Poder do Estado Islâmico está em jogo na terceira batalha de Fallujah
Ofensiva em cidade iraquiana ocupada por jihadistas definirá novas etapas de uma guerra que até agora parecia sem fim
Entre os poucos segundos em que Cristiano Ronaldo se colocou diante do gol e, como um deus do relâmpago, chutou exatamente na medida, sem mais nem menos potência do que a necessária para arrancar metade do planeta do sofá, doze iraquianos que torciam pelo Real Madrid foram dizimados.
Eles assistiam ao jogo num café na cidade de Baquba, espalhados pelos sofás rechonchudos tão ao gosto de muitos países do Oriente Médio. O piso branco ficou coberto pelo sangue derramado no ataque com fuzis de quatro militantes do Estado Islâmico que praticamente replicou um massacre em 13 de maio.
Os países árabes são divididos entre torcedores do Real Madrid e do Barcelona, todos igualmente pecadores aos olhos dos ultrafundamentalistas que incluem o futebol entre inúmeras proibições, que vão do cigarro à música não religiosa.
Os atentados isolados são parte da trágica rotina no Iraque, onde os homens ou carros-bomba tradicionalmente aumentam durante o Ramadã. E mais ainda agora, quando o Estado Islâmico está sofrendo perdas territoriais e trava uma batalha de significativa importância estratégica e simbólica, tentando defender suas posições em Fallujah.
Mesmo quem não identifique imediatamente o nome da cidade já ouviu falar nela, de alguma maneira. Fallujah foi palco de duas grandes batalhas durante a ocupação americana e entrou para a lista de lugares consagrados com sangue pelos marines.
A maioria das imagens que fazemos dessa etapa dura da ocupação vem de Fallujah, via realidade ou ficção. Os marines que se esgueiram encostados em paredes e entram, um a um, em casas onde se escondem famílias ou combatentes inimigos – ou ambos – estavam em Fallujah.
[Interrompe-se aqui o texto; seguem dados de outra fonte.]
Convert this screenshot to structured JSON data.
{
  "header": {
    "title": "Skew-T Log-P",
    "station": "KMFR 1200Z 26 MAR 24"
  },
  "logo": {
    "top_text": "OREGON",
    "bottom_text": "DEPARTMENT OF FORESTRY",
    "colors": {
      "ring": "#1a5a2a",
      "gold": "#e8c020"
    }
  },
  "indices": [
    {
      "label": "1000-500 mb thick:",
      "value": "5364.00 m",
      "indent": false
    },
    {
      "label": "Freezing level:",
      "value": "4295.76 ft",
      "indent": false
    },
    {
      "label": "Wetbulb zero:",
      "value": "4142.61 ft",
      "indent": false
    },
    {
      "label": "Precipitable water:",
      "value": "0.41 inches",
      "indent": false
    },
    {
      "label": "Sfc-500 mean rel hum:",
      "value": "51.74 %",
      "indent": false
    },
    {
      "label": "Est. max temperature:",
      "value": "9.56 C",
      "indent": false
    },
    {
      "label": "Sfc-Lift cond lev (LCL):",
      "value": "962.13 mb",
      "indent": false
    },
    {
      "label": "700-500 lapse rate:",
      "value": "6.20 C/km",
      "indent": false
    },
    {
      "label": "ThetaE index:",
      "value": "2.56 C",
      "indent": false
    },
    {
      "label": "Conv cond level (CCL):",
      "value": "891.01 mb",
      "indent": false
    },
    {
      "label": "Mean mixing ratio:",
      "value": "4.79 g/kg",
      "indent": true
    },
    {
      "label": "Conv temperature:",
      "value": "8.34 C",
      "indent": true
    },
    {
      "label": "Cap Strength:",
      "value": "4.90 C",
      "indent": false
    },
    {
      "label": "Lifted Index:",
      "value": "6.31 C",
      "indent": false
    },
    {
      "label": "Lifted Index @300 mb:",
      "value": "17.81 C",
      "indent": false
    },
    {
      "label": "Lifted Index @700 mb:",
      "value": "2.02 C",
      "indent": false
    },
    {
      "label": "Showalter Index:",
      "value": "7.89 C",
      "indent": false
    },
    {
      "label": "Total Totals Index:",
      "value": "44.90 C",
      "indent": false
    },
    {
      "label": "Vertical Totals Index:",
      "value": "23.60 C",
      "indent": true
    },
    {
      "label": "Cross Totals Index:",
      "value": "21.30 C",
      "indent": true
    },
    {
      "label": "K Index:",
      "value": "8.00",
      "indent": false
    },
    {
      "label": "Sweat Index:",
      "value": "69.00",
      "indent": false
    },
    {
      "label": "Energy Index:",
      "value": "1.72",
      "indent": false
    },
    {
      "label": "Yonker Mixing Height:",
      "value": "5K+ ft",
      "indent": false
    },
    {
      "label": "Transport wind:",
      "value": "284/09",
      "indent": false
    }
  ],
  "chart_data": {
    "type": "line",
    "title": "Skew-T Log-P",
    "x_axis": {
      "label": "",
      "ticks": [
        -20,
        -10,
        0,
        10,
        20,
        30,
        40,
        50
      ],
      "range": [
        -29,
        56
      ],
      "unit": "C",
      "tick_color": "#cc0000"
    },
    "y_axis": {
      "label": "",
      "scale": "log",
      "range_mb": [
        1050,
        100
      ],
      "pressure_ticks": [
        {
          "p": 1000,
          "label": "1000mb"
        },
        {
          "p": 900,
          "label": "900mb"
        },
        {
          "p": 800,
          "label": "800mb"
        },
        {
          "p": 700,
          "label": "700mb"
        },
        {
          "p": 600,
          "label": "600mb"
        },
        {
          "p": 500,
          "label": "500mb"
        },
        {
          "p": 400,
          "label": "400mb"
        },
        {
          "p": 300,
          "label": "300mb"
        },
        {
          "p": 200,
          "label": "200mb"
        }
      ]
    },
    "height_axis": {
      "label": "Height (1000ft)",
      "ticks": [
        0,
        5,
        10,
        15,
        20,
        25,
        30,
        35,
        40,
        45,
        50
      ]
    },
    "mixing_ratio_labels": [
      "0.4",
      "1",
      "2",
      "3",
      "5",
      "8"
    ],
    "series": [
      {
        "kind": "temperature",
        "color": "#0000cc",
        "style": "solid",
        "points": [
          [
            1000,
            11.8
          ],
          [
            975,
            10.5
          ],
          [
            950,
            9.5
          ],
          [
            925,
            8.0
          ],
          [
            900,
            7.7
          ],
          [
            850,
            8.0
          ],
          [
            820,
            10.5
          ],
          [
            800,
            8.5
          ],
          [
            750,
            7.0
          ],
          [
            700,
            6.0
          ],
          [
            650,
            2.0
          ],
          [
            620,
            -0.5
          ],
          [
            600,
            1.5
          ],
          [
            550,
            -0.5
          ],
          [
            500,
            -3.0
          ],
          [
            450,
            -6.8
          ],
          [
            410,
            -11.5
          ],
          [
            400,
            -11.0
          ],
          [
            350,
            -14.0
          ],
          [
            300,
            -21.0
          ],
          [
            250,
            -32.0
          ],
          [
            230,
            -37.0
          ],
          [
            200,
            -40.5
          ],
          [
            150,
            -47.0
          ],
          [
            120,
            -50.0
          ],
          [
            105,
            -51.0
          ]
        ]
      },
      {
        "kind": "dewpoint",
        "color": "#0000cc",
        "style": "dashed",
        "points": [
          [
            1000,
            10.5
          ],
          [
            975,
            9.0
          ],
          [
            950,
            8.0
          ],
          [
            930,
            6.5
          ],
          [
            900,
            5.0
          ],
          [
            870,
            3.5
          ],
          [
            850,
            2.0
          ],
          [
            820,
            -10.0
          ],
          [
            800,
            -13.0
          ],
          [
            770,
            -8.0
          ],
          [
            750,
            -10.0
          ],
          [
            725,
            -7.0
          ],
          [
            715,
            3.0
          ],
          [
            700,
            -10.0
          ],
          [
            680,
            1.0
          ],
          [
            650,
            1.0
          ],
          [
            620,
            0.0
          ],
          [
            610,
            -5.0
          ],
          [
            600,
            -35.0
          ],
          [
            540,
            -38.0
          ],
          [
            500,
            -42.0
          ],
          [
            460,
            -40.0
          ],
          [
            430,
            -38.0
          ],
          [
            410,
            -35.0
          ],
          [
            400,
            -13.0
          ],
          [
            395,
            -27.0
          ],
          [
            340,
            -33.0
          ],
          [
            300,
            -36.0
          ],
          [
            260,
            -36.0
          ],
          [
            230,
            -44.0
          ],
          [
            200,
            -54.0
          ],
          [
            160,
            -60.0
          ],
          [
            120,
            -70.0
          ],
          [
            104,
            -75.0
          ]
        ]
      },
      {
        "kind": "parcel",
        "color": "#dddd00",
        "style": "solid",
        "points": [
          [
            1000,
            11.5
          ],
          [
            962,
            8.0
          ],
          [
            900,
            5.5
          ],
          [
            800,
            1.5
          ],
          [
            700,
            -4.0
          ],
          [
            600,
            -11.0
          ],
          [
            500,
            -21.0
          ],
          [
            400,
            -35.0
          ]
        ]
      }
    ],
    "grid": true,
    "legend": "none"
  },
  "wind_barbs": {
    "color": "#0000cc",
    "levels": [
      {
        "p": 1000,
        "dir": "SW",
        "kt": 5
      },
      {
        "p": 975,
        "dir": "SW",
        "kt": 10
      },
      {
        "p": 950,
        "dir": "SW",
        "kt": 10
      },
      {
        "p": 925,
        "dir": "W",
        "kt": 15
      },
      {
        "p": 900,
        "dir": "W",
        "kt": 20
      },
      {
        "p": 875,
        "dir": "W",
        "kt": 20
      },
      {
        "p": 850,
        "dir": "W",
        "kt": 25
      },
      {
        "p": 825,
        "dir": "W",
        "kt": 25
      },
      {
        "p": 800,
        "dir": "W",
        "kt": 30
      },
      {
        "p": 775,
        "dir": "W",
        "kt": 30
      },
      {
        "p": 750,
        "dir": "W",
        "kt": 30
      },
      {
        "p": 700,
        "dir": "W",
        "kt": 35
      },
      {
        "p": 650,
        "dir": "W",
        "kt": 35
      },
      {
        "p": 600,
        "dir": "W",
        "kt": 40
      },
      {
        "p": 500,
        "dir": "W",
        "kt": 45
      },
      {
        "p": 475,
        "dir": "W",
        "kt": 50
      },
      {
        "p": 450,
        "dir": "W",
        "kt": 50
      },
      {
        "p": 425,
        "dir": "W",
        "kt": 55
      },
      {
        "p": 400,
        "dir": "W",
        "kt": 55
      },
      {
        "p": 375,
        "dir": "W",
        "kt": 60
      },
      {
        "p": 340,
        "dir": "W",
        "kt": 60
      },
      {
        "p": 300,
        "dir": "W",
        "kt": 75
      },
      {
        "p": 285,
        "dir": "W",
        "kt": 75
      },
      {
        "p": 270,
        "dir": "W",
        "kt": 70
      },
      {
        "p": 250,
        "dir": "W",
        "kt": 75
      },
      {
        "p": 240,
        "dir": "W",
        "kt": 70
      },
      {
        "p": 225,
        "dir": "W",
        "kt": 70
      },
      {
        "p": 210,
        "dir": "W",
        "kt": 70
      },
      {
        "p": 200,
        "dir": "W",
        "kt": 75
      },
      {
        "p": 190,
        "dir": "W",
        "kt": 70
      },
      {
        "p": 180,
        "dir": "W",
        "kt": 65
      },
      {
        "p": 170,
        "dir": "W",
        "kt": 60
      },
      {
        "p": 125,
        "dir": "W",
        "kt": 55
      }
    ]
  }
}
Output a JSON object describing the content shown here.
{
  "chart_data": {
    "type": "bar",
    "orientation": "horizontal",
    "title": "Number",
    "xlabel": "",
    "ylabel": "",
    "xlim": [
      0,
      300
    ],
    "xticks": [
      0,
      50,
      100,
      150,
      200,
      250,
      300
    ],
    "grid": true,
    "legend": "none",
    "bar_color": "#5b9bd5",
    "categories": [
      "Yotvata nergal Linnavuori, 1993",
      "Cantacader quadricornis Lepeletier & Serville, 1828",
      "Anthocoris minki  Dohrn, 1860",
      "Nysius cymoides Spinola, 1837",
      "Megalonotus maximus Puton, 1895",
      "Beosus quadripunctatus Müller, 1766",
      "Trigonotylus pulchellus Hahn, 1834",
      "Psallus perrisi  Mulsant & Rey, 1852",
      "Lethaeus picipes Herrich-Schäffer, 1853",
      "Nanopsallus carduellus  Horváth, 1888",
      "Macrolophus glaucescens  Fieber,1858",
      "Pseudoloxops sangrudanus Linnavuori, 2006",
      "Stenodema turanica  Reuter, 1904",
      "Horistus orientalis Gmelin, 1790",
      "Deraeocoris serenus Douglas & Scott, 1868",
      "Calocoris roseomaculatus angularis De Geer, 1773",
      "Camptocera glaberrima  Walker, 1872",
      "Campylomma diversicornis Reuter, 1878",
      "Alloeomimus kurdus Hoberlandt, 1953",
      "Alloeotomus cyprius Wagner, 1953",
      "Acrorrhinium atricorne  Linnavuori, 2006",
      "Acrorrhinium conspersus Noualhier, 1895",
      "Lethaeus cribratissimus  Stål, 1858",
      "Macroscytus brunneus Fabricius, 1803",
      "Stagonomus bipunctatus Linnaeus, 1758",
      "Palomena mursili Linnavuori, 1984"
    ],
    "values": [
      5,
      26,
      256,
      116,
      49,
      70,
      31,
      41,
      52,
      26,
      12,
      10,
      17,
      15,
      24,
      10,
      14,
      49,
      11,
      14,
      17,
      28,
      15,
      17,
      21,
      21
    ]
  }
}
O atirador de elite Chris Kyle que os protegia, tal como mostrado no filme American Sniper, entre outros integrantes dos Seals, as forças especiais, também.
“Somos os exércitos do império/ Somos os legionários de Roma/ É Natal em Fallujah/ E não tiramos o pé da lama”, diz o rock de Billy Joel, fazendo exatamente a referência que nenhum dirigente americano, civil ou militar, sequer sonharia em fazer, mas que a tropa adorava. Na Segunda Batalha de Fallujah, morreram 95 combatentes americanos – mais da metade deles em uma única semana de novembro de 2004.
Do outro lado, o comandante era um certo Abu Musab Al Zarqawi. Na época, o jordaniano era um radical que havia se incorporado à Al Qaeda. Ele foi morto em 2006, mas deixou o movimento jihadista que se expandiria para virar o Estado Islâmico, ou Isis, instituído em áreas conquistadas do Iraque e da Síria como nunca aconteceu antes com outro grupo terrorista.
Quando militantes do Isis tomaram Fallujah, em 2014, o fenômeno parecia irreversível. O exército iraquiano era um adversário patético, os Estados Unidos de Barack Obama jamais retomariam as operações por terra e a aliança xiita entre o regime sírio e o Irã parecia condenada.
Outros elementos estão em jogo atualmente. Os xiitas, que são a fatia da população mais ameaçada pelo avanço dos fundamentalistas sunitas, conseguiram montar a resistência e o contra-ataque, com um estranho arco de aliados. Os curdos iraquianos arcam com o maior peso dos combates diretos com os islamistas. Forças especiais dos Estados Unidos e da Grã-Bretanha articulam e orientam a resistência, além de treinar o sempre despreparado exército convencional. Qassam Suleiman, o legendário comandante da força expedicionária da Guarda Revolucionária do Irã, está envolvido diretamente na reação.
Praticamente todos já se mataram entre si, em especial milícias iraquianas e combatentes iranianos xiitas que dizimaram americanos durante a ocupação do Iraque.
As perdas territoriais aumentam ainda mais o risco de que o Estado Islâmico desencadeie novos ataques terroristas na Europa, como retaliação e exibição de força. Numa área da Síria perto da fronteira com a Turquia, mais de 100 mil pessoas estão ilhadas por uma contraofensiva do Isis. A retomada de Fallujah vai custar caro, em muitos sentidos. “Tem um mar de sangue em Bagdá/ Um mar de petróleo na areia/ Entre o Tigre e o Eufrates”, diz a letra de de Christmas in Fallujah. Quem imaginaria que Billy Joel, filho de um pianista cuja família fugiu da Alemanha nazista, ia criar uma balada histórica?